Tuesday, 25 July 2017

The Legendary World War II Jeep Had A Dangerous Engineering Flaw

quote [ Despite one of America’s top generals calling the World War II Jeep “America’s greatest contribution to modern warfare,” the little 4x4 wasn’t perfect. In fact, it rolled off the assembly line in 1941 with a terrible design flaw that could have sent soldiers barreling into oncoming traffic. ]

I'm not really a car guy, but I love historical engineering problems (check out, To Engineer is Human:The Role of Failure in Successful Design, by Henry Petroski). This is an interesting one I hadn't heard about before.
[SFW] [science & technology] [+3 Interesting]
[by midden@1:33pmGMT]

Comments

rndmnmbr said @ 5:45pm GMT on 25th Jul [Score:1 Interesting]
There's an old movie, Lonely are the Brave, starring Kirk Douglas and Walter Matthau. It's a pretty good movie. But the parts that stand out to me the most were the Sheriff, played by Matthau, driving a jeep in the New Mexico desert, and you can tell that Matthau learned to drive a military jeep the hard way and that they are not comfortable, safe things to ride.
midden said @ 12:47am GMT on 26th Jul [Score:1 Informative]
In my further reading about the early Jeeps, I discovered that the mini-nuke launching FatMan from Fallout was more or less real. There was a specially modified version of the Jeep that had one of these launchers on the back.

https://en.wikipedia.org/wiki/Davy_Crockett_(nuclear_device)
mini nuke
mechanical contrivance said @ 1:28pm GMT on 26th Jul
I never knew that existed.
krupa said @ 9:01am GMT on 27th Jul
It's funny weapon, as the effect range is larger than the launch range. Run'n'gun'n'run?
mechanical contrivance said @ 12:57pm GMT on 27th Jul
That's probably why it was mounted on a Jeep.
midden said @ 3:02pm GMT on 27th Jul
The lethal radius was about a quarter mile, while the launch distance was between 1.25 and 2.5 miles.
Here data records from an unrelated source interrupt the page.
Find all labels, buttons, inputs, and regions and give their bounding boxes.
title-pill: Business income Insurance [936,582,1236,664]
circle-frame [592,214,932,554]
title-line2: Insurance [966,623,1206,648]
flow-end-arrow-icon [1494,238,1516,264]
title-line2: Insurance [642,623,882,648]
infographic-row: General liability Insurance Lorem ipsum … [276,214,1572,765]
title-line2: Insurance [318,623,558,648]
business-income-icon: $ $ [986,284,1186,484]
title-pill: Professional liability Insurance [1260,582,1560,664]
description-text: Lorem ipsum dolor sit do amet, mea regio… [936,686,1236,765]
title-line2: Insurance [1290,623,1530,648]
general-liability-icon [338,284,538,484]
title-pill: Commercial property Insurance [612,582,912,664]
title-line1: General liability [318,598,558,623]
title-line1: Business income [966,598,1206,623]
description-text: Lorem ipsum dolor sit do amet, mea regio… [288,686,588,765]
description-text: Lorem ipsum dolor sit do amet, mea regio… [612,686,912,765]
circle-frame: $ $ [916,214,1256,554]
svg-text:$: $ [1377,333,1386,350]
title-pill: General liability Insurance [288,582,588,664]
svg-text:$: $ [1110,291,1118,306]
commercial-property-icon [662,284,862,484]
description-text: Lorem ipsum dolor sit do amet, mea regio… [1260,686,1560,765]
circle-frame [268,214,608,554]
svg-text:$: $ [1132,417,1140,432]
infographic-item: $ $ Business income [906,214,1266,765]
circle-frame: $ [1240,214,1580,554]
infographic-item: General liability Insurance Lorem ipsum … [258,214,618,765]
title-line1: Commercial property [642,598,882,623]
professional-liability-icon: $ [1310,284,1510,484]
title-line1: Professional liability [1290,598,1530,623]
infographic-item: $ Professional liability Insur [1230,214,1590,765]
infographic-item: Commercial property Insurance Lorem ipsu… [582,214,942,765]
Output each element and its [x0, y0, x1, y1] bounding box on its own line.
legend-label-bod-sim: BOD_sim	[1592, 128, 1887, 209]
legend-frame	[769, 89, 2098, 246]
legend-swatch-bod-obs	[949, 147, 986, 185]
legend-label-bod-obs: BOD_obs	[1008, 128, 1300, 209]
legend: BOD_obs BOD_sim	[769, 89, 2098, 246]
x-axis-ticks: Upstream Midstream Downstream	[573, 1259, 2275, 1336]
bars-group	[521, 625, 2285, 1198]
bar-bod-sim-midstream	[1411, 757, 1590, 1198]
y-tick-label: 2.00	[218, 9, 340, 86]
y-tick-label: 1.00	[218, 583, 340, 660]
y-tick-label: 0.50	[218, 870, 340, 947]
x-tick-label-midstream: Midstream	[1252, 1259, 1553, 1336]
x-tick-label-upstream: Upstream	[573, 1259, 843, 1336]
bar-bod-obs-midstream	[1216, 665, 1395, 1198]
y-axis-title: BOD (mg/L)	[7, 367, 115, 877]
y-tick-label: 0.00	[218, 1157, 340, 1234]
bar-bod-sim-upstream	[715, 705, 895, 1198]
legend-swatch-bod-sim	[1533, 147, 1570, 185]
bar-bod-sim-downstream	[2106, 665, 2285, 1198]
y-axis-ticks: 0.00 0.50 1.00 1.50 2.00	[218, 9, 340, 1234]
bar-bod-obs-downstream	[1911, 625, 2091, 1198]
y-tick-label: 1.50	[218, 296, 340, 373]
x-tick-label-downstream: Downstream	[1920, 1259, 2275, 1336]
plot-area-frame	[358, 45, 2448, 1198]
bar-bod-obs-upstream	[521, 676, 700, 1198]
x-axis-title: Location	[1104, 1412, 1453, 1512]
As long as you weren't down wind, you'd probably only have a moderate increase in future cancer risk.
Ussmak said @ 6:43pm GMT on 25th Jul
They were pretty much inferior to their German counterpart in every way.

Doesn't make 'em any less cool though.
papango said @ 11:35pm GMT on 25th Jul
Well, the Germans knew they were going to have a war a long time before America did. And working on a jeep kinda got around the ban on a military build up. So, it's not an entirely fair comparison. The American jeep had some issues, but it's no Bob Semple Tank.

Both my grandfathers have fond memories of driving around in American Jeeps during WW2 - so I may be biased.
XregnaR said[4] @ 6:49pm GMT on 25th Jul
bobolink said @ 11:18pm GMT on 25th Jul
It was a thing, when they fielded the HMMWV, to hang on to your 1/4 tons if you could get away with it. I was XO of a Cav Troop and my driver's name sounded like Gun It! I managed to keep that thing off the books for thirteen months. We gave that thing hell. It gave us hell back.